In this area, it is necessary to classify the problems in order of importance so that greater protection can be given to the major interests.
JOINT dissenting opinion of Judges Bernhardt and Spielmann
We are unable to share the opinion of the majority that there has been no violation of Article 14 of the Convention taken together with Article 8 in the present case. The different treatment of fathers and mothers as regards parental leave allowances in 1989 was in our view not compatible with the basic principle that both sexes must be treated equally by the State.
In paragraph 37 the judgment correctly states, following previous decisions of the Court:
“… the advancement of the equality of the sexes is today a major goal in the member States of the Council of Europe and very weighty reasons would be needed for such a difference in treatment to be regarded as compatible with the Convention…”
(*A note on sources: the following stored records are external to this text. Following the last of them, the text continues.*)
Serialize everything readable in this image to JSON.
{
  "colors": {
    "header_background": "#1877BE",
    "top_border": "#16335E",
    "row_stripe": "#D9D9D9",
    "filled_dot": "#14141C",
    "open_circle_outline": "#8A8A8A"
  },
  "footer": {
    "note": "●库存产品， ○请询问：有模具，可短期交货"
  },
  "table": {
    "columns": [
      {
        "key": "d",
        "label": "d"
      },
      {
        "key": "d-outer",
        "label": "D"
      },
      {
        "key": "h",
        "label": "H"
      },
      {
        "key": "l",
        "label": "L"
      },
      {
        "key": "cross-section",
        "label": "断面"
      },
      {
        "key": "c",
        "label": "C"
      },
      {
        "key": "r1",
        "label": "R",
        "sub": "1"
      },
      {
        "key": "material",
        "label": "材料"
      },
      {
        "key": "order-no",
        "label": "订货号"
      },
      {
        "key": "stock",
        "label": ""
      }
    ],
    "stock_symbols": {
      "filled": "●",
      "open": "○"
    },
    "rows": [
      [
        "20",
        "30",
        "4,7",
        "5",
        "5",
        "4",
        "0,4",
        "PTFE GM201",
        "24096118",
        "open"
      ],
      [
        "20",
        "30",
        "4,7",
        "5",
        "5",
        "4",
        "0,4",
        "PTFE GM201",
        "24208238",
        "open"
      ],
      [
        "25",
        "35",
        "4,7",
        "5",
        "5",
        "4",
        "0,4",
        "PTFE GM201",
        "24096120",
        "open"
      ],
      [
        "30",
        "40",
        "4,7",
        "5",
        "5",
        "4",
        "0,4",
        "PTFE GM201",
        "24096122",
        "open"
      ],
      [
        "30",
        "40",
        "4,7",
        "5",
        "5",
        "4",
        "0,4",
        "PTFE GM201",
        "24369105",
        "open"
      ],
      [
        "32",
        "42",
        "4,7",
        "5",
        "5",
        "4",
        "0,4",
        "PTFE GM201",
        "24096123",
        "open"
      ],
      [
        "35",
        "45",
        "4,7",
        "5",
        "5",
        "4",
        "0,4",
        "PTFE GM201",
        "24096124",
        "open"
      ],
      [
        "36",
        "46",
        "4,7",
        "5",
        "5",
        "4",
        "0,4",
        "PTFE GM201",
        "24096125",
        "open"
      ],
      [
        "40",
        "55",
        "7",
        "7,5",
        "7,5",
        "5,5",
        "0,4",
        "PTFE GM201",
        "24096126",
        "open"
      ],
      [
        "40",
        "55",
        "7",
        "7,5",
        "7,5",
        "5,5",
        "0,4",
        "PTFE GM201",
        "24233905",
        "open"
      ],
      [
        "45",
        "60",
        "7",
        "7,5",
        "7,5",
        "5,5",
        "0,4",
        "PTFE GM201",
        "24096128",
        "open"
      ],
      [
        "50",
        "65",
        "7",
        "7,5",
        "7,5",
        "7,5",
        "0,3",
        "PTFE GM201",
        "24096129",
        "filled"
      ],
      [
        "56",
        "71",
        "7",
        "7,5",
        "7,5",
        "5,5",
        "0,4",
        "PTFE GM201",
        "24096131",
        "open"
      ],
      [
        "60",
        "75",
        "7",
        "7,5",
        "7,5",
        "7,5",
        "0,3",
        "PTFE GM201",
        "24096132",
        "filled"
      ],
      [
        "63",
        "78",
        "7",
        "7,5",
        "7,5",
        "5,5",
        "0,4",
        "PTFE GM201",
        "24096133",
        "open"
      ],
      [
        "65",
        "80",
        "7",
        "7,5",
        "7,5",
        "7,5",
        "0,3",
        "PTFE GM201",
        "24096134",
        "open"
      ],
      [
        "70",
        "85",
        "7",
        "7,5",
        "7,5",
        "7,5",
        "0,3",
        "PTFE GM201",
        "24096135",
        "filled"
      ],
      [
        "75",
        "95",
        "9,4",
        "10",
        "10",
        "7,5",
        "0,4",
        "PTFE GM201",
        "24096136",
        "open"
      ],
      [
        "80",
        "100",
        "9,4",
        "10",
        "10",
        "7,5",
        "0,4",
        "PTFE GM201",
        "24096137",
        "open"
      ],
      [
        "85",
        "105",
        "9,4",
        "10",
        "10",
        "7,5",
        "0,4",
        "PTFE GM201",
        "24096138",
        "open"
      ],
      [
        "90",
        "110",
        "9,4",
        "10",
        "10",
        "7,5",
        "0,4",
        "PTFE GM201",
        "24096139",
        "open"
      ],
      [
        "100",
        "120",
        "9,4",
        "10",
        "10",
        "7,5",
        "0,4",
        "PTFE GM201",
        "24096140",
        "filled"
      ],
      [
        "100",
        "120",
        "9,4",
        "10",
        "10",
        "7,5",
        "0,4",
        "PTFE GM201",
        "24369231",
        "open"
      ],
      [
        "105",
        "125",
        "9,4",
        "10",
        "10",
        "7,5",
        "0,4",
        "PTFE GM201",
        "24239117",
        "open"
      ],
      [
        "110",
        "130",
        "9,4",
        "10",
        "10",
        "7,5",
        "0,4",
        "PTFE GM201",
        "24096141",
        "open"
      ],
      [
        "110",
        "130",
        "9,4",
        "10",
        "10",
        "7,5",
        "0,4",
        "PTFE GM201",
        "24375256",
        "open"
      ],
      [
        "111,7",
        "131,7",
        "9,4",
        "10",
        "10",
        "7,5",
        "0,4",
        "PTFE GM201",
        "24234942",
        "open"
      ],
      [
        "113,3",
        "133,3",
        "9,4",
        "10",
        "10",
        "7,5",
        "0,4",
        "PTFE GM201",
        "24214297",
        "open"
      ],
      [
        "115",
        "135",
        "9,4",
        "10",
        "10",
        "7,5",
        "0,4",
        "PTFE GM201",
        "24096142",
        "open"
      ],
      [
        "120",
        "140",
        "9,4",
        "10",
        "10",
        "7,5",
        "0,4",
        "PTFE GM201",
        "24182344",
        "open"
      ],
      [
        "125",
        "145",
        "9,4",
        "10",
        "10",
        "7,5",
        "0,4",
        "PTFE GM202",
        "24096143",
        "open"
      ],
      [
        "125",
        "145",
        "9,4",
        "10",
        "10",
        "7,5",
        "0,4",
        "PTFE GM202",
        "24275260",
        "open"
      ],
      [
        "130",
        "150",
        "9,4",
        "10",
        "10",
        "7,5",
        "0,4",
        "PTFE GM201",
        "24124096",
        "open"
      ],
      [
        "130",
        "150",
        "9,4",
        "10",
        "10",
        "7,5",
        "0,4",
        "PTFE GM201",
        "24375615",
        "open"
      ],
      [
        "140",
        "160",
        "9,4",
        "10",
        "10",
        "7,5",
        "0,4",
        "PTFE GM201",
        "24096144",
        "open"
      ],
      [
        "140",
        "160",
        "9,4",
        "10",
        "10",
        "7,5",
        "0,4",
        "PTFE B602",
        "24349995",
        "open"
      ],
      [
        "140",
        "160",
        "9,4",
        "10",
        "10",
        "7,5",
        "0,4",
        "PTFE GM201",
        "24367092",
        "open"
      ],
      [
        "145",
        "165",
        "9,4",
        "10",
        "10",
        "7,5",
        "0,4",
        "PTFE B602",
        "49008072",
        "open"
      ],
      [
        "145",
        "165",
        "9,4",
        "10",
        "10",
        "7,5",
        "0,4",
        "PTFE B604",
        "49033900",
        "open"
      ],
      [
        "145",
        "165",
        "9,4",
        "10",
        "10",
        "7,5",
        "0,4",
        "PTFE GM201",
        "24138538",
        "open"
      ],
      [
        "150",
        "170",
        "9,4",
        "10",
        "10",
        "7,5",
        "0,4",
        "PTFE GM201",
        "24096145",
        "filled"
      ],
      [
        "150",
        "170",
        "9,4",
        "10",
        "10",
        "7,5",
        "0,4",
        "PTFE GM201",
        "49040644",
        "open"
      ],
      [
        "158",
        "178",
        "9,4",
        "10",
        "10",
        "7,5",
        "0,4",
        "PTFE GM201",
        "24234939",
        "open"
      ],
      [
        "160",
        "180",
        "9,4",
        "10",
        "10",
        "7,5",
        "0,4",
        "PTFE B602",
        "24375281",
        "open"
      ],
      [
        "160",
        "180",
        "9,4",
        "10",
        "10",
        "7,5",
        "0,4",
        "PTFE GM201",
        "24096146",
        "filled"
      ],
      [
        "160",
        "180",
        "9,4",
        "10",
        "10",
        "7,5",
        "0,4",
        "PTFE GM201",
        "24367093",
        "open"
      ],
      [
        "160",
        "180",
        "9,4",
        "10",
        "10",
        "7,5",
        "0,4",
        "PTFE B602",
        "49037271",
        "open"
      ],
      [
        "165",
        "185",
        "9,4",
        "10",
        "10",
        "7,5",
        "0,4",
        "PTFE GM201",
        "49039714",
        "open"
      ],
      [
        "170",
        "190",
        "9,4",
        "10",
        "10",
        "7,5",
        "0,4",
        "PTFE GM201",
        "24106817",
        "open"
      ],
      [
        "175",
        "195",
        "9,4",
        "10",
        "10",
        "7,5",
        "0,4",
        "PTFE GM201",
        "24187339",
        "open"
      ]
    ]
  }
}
We do not see any such weighty reasons here. It is in reality the traditional distribution of family responsibilities between mothers and fathers that gave rise to the Austrian legislation under which only mothers were entitled to parental leave allowance. The discrimination against fathers perpetuates this traditional distribution of roles and can also have negative consequences for the mother; if she continues her professional activity and agrees that the father stay at home, the family loses the parental leave allowance to which it would be entitled if she stayed at home.
It is correct that States are under no obligation to pay any parental leave allowance, but if they do so, traditional practices and roles in family life alone do not justify a difference in treatment of men and women. The reference to the situation in other European States and to the lack of uniform practice is not conclusive. The Commission correctly stated in its report that there are different social-security systems in the European States, and a State, when opting for one system, is not permitted to grant benefits in a discriminatory manner.
[1] . This summary by the registry does not bind the Court.
[2] Notes by the Registrar
. The case is numbered 156/1996/775/976. The first number is the case’s position on the list of cases referred to the Court in the relevant year (second number). The last two numbers indicate the case’s position on the list of cases referred to the Court since its creation and on the list of the corresponding originating applications to the Commission.
[3] . Rules of Court B, which came into force on 2 October 1994, apply to all cases concerning States bound by Protocol No. 9.
[4] 1. Note by the Registrar . For practical reasons this annex will appear only with the printed version of the judgment (in Reports of Judgments and Decisions 1998), but a copy of the Commission’s report is obtainable from the registry.